KUALA LUMPUR – After eight years of waiting, a girl living at Rumah Kasih Harmoni Paya Jaras in Sungai Buloh (Selangor) with Down syndrome, a congenital defect and a congenital liver disease, has finally been granted Malaysian citizenship.

Datuk Ramanan, MP for Sungai Buloh and Deputy Minister of Entrepreneur Development and Cooperatives, Datuk S. Ramanan said that the citizen application submitted by Irdina Saffiyah Abdul Fattah had been approved last week. The care centre manager was delighted to hear the news.

Ramanan recalled how Jamaluddin Wahab, the manager and guardian of the welfare home brought Irdina to his attention in January. Since then, he’s been in constant communication with Datuk Seri Datuk Nasution Ismail about Irdina, advocating her citizenship.

“I am extremely grateful to the Interior Minister for his support and concern. Irdina will now be able enjoy all of the rights and priviledges that come with being a Malaysian Citizen,” Ramanan wrote in a Facebook post.

Ramanan hopes that Irdina will soon be able apply for an OKU card (Persons with Disabilities) to give her access to affordable healthcare and special education, opening the door to a healthier and brighter future.

“Irdina, a baby who was abandoned in the hatch of the University of Malaya’s Medical Centre at the time of her birth, has been adopted by the University of Malaya. She was placed in RKHPJ after being referred by the Social Welfare Department.

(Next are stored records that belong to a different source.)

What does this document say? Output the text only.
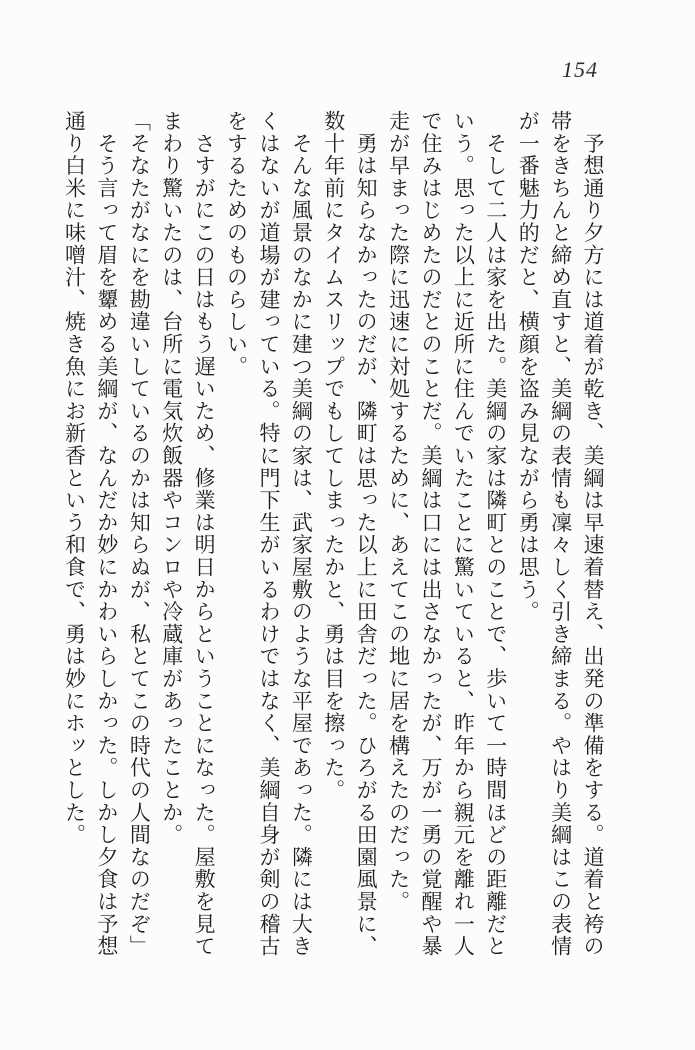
154

　予想通り夕方には道着が乾き、美綱は早速着替え、出発の準備をする。道着と袴の

帯をきちんと締め直すと、美綱の表情も凜々しく引き締まる。やはり美綱はこの表情

が一番魅力的だと、横顔を盗み見ながら勇は思う。

　そして二人は家を出た。美綱の家は隣町とのことで、歩いて一時間ほどの距離だと

いう。思った以上に近所に住んでいたことに驚いていると、昨年から親元を離れ一人

で住みはじめたのだとのことだ。美綱は口には出さなかったが、万が一勇の覚醒や暴

走が早まった際に迅速に対処するために、あえてこの地に居を構えたのだった。

　勇は知らなかったのだが、隣町は思った以上に田舎だった。ひろがる田園風景に、

数十年前にタイムスリップでもしてしまったかと、勇は目を擦った。

　そんな風景のなかに建つ美綱の家は、武家屋敷のような平屋であった。隣には大き

くはないが道場が建っている。特に門下生がいるわけではなく、美綱自身が剣の稽古

をするためのものらしい。

　さすがにこの日はもう遅いため、修業は明日からということになった。屋敷を見て

まわり驚いたのは、台所に電気炊飯器やコンロや冷蔵庫があったことか。

「そなたがなにを勘違いしているのかは知らぬが、私とてこの時代の人間なのだぞ」

　そう言って眉を顰める美綱が、なんだか妙にかわいらしかった。しかし夕食は予想

通り白米に味噌汁、焼き魚にお新香という和食で、勇は妙にホッとした。
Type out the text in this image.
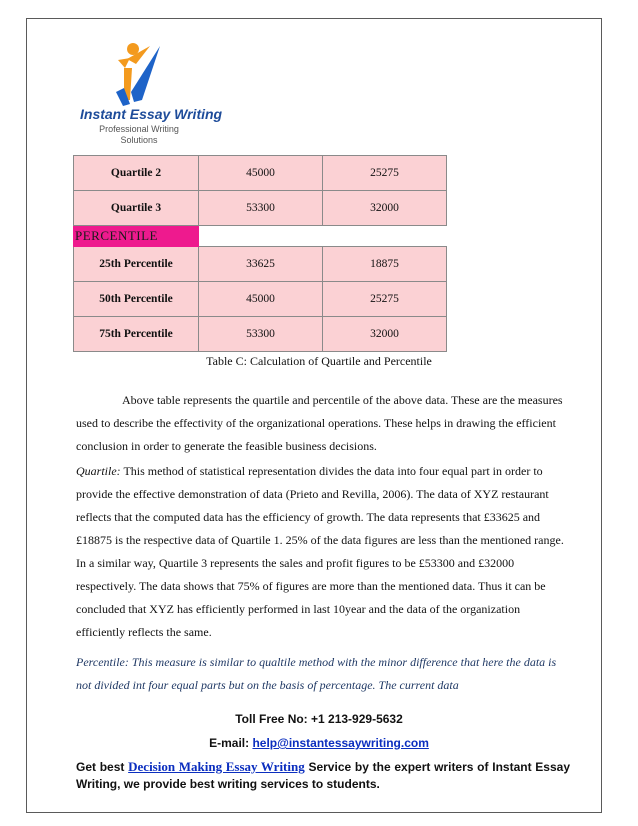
Instant Essay Writing
Professional Writing Solutions
Quartile 2	45000	25275
Quartile 3	53300	32000
PERCENTILE		
25th Percentile	33625	18875
50th Percentile	45000	25275
75th Percentile	53300	32000
Table C: Calculation of Quartile and Percentile
Above table represents the quartile and percentile of the above data. These are the measures used to describe the effectivity of the organizational operations. These helps in drawing the efficient conclusion in order to generate the feasible business decisions.
Quartile: This method of statistical representation divides the data into four equal part in order to provide the effective demonstration of data (Prieto and Revilla, 2006). The data of XYZ restaurant reflects that the computed data has the efficiency of growth. The data represents that £33625 and £18875 is the respective data of Quartile 1. 25% of the data figures are less than the mentioned range. In a similar way, Quartile 3 represents the sales and profit figures to be £53300 and £32000 respectively. The data shows that 75% of figures are more than the mentioned data. Thus it can be concluded that XYZ has efficiently performed in last 10year and the data of the organization efficiently reflects the same.
Percentile: This measure is similar to qualtile method with the minor difference that here the data is not divided int four equal parts but on the basis of percentage. The current data
Toll Free No: +1 213-929-5632
E-mail: help@instantessaywriting.com
Get best Decision Making Essay Writing Service by the expert writers of Instant Essay Writing, we provide best writing services to students.
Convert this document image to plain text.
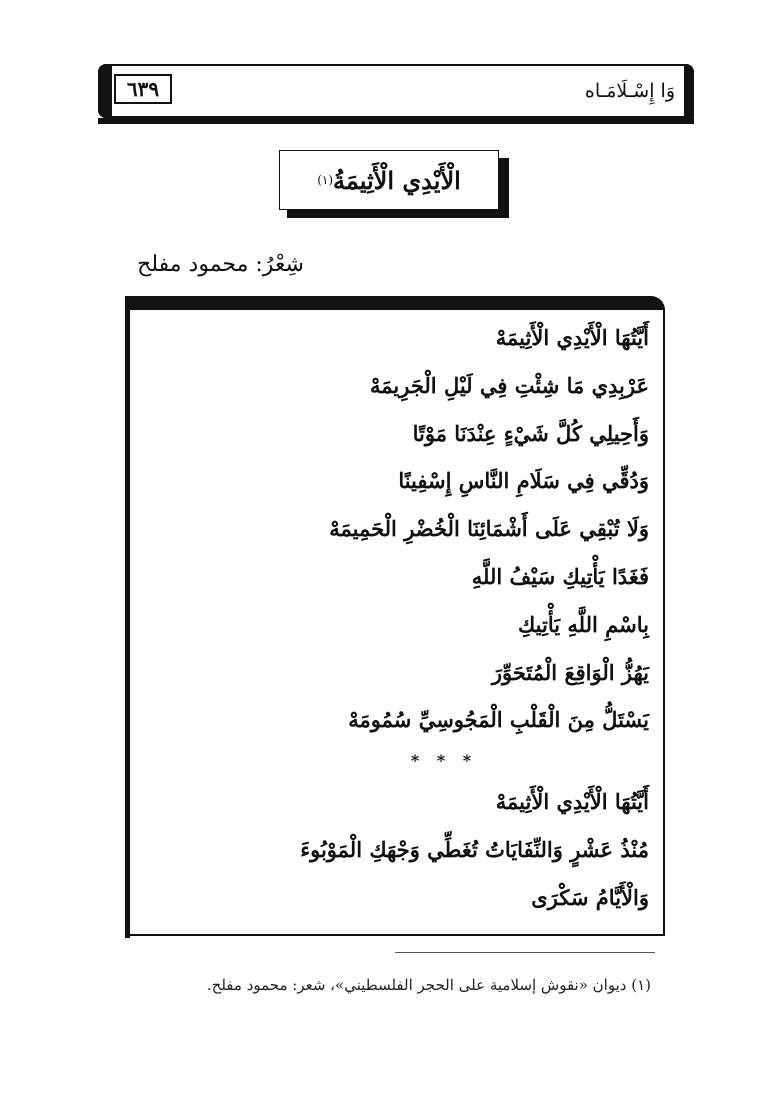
٦٣٩	وَا إِسْـلَامَـاه
الْأَيْدِي الْأَثِيمَةُ
(١)
شِعْرُ: محمود مفلح
أَيَّتُهَا الْأَيْدِي الْأَثِيمَهْ
عَرْبِدِي مَا شِئْتِ فِي لَيْلِ الْجَرِيمَهْ
وَأَحِيلِي كُلَّ شَيْءٍ عِنْدَنَا مَوْتًا
وَدُقِّي فِي سَلَامِ النَّاسِ إِسْفِينًا
وَلَا تُبْقِي عَلَى أَشْمَائِنَا الْخُضْرِ الْحَمِيمَهْ
فَغَدًا يَأْتِيكِ سَيْفُ اللَّهِ
بِاسْمِ اللَّهِ يَأْتِيكِ
يَهُزُّ الْوَاقِعَ الْمُتَحَوِّرَ
يَسْتَلُّ مِنَ الْقَلْبِ الْمَجُوسِيِّ سُمُومَهْ
* * *
أَيَّتُهَا الْأَيْدِي الْأَثِيمَهْ
مُنْذُ عَشْرٍ وَالنِّفَايَاتُ تُغَطِّي وَجْهَكِ الْمَوْبُوءَ
وَالْأَيَّامُ سَكْرَى
(١) ديوان «نقوش إسلامية على الحجر الفلسطيني»، شعر: محمود مفلح.
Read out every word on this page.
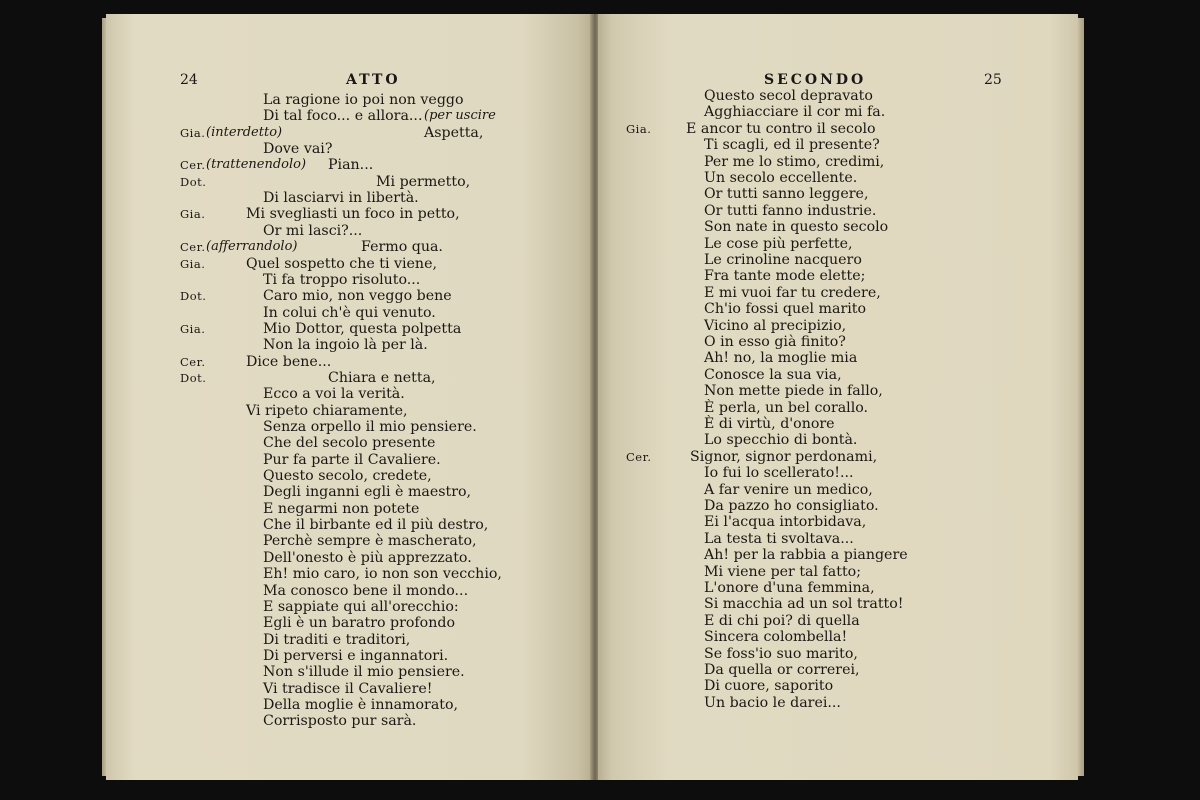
24	ATTO
La ragione io poi non veggo
Di tal foco... e allora... (per uscire
Gia. (interdetto)	Aspetta,
Dove vai?
Cer. (trattenendolo) Pian...
Dot.	Mi permetto,
Di lasciarvi in libertà.
Gia.	Mi svegliasti un foco in petto,
Or mi lasci?...
Cer. (afferrandolo)	Fermo qua.
Gia.	Quel sospetto che ti viene,
Ti fa troppo risoluto...
Dot.	Caro mio, non veggo bene
In colui ch'è qui venuto.
Gia.	Mio Dottor, questa polpetta
Non la ingoio là per là.
Cer.	Dice bene...
Dot.	Chiara e netta,
Ecco a voi la verità.
Vi ripeto chiaramente,
Senza orpello il mio pensiere.
Che del secolo presente
Pur fa parte il Cavaliere.
Questo secolo, credete,
Degli inganni egli è maestro,
E negarmi non potete
Che il birbante ed il più destro,
Perchè sempre è mascherato,
Dell'onesto è più apprezzato.
Eh! mio caro, io non son vecchio,
Ma conosco bene il mondo...
E sappiate qui all'orecchio:
Egli è un baratro profondo
Di traditi e traditori,
Di perversi e ingannatori.
Non s'illude il mio pensiere.
Vi tradisce il Cavaliere!
Della moglie è innamorato,
Corrisposto pur sarà.
SECONDO	25
Questo secol depravato
Agghiacciare il cor mi fa.
Gia. E ancor tu contro il secolo
Ti scagli, ed il presente?
Per me lo stimo, credimi,
Un secolo eccellente.
Or tutti sanno leggere,
Or tutti fanno industrie.
Son nate in questo secolo
Le cose più perfette,
Le crinoline nacquero
Fra tante mode elette;
E mi vuoi far tu credere,
Ch'io fossi quel marito
Vicino al precipizio,
O in esso già finito?
Ah! no, la moglie mia
Conosce la sua via,
Non mette piede in fallo,
È perla, un bel corallo.
È di virtù, d'onore
Lo specchio di bontà.
Cer.	Signor, signor perdonami,
Io fui lo scellerato!...
A far venire un medico,
Da pazzo ho consigliato.
Ei l'acqua intorbidava,
La testa ti svoltava...
Ah! per la rabbia a piangere
Mi viene per tal fatto;
L'onore d'una femmina,
Si macchia ad un sol tratto!
E di chi poi? di quella
Sincera colombella!
Se foss'io suo marito,
Da quella or correrei,
Di cuore, saporito
Un bacio le darei...
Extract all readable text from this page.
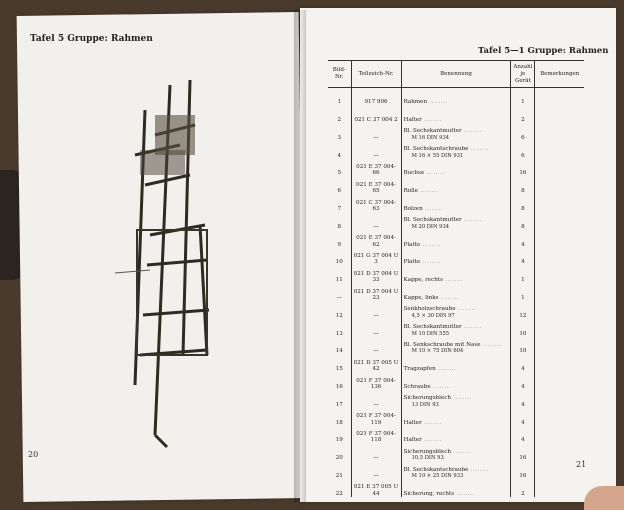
Tafel 5 Gruppe: Rahmen
20
Tafel 5—1 Gruppe: Rahmen
Bild-Nr.	Teilzeich-Nr.	Benennung	Anzahl je Gerät	Bemerkungen
1	917 906	Rahmen ........	1	
2	021 C 37 004 2	Halter ........	2	
3	—	Bl. Sechskantmutter ........
M 16 DIN 934	6	
4	—	Bl. Sechskantschraube ........
M 16 × 55 DIN 931	6	
5	021 E 37 004-66	Buchse ........	16	
6	021 E 37 004-65	Rolle ........	8	
7	021 C 37 004-63	Bolzen ........	8	
8	—	Bl. Sechskantmutter ........
M 20 DIN 934	8	
9	021 E 37 004-62	Platte ........	4	
10	021 G 37 004 U 3	Platte ........	4	
11	021 D 37 004 U 33	Kappe, rechts ........	1	
—	021 D 37 004 U 23	Kappe, links ........	1	
12	—	Senkholzschraube ........
4,5 × 30 DIN 97	12	
13	—	Bl. Sechskantmutter ........
M 10 DIN 555	10	
14	—	Bl. Senkschraube mit Nase ........
M 10 × 75 DIN 604	10	
15	021 D 37 005 U 42	Tragzapfen ........	4	
16	021 F 37 004-136	Schraube ........	4	
17	—	Sicherungsblech ........
13 DIN 93	4	
18	021 F 37 004-119	Halter ........	4	
19	021 F 37 004-118	Halter ........	4	
20	—	Sicherungsblech ........
10,5 DIN 93	16	
21	—	Bl. Sechskantschraube ........
M 10 × 25 DIN 933	16	
22	021 E 37 005 U 44	Sicherung, rechts ........	2	
21
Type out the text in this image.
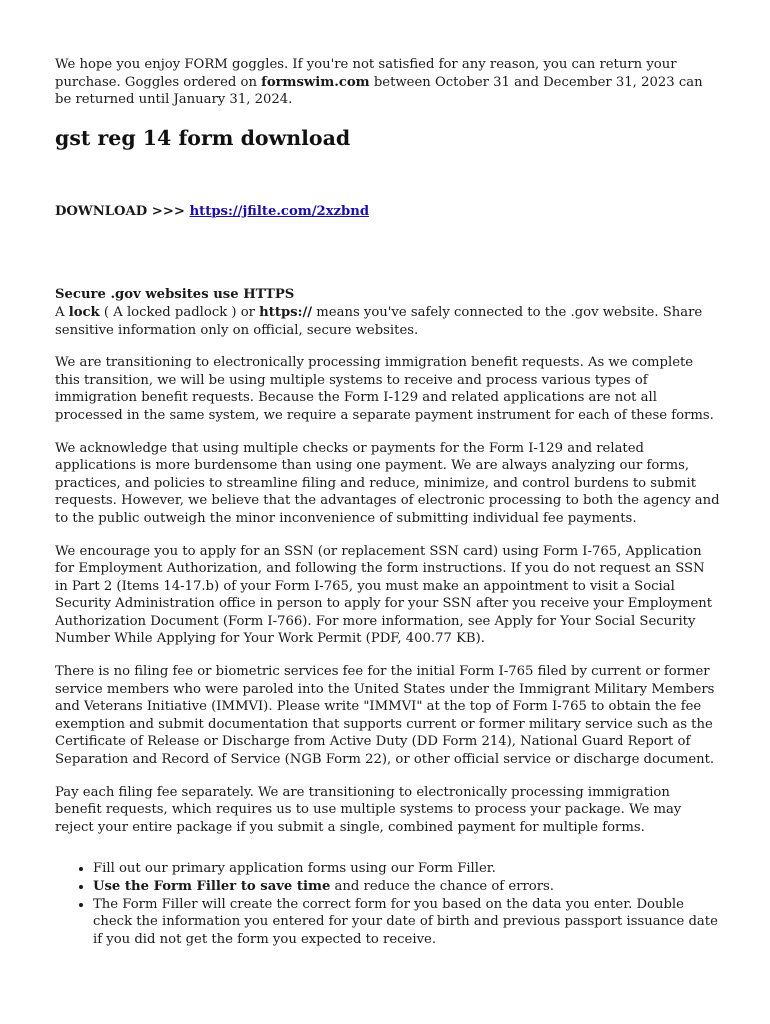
We hope you enjoy FORM goggles. If you're not satisfied for any reason, you can return your purchase. Goggles ordered on formswim.com between October 31 and December 31, 2023 can be returned until January 31, 2024.

gst reg 14 form download

DOWNLOAD >>> https://jfilte.com/2xzbnd

Secure .gov websites use HTTPS

A lock ( A locked padlock ) or https:// means you've safely connected to the .gov website. Share sensitive information only on official, secure websites.

We are transitioning to electronically processing immigration benefit requests. As we complete this transition, we will be using multiple systems to receive and process various types of immigration benefit requests. Because the Form I-129 and related applications are not all processed in the same system, we require a separate payment instrument for each of these forms.

We acknowledge that using multiple checks or payments for the Form I-129 and related applications is more burdensome than using one payment. We are always analyzing our forms, practices, and policies to streamline filing and reduce, minimize, and control burdens to submit requests. However, we believe that the advantages of electronic processing to both the agency and to the public outweigh the minor inconvenience of submitting individual fee payments.

We encourage you to apply for an SSN (or replacement SSN card) using Form I-765, Application for Employment Authorization, and following the form instructions. If you do not request an SSN in Part 2 (Items 14-17.b) of your Form I-765, you must make an appointment to visit a Social Security Administration office in person to apply for your SSN after you receive your Employment Authorization Document (Form I-766). For more information, see Apply for Your Social Security Number While Applying for Your Work Permit (PDF, 400.77 KB).

There is no filing fee or biometric services fee for the initial Form I-765 filed by current or former service members who were paroled into the United States under the Immigrant Military Members and Veterans Initiative (IMMVI). Please write "IMMVI" at the top of Form I-765 to obtain the fee exemption and submit documentation that supports current or former military service such as the Certificate of Release or Discharge from Active Duty (DD Form 214), National Guard Report of Separation and Record of Service (NGB Form 22), or other official service or discharge document.

Pay each filing fee separately. We are transitioning to electronically processing immigration benefit requests, which requires us to use multiple systems to process your package. We may reject your entire package if you submit a single, combined payment for multiple forms.

• Fill out our primary application forms using our Form Filler.
• Use the Form Filler to save time and reduce the chance of errors.
• The Form Filler will create the correct form for you based on the data you enter. Double check the information you entered for your date of birth and previous passport issuance date if you did not get the form you expected to receive.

Irdina, who was born with Down syndrome and congenital heart defects, requires regular hospital treatment to survive. At two years of age, Irdina was only given a non-citizen’s birth certificate because no other documents were found.

Irdina was denied the right to education because she is not a citizen. Her medical costs are much higher than for children who are citizens and receive government subsidies. Irdina, who was disabled, was denied her right to education because she could not go to a special school or participate in the Community-Based Rehabilitation programme (CBR) without an OKU card.

Ramanan expressed hopes for Irdina’s health and promised to support her in the future, seeing a bright and successful life for Irdina.

He fondly remembered a recent office visit by Irdina, her guardian and their friend. Her spontaneous high five and cheerful greetings instantly brightened the mood.

“The joy I experienced in that moment was indescribable.” Irdina has a special place for me,” he said.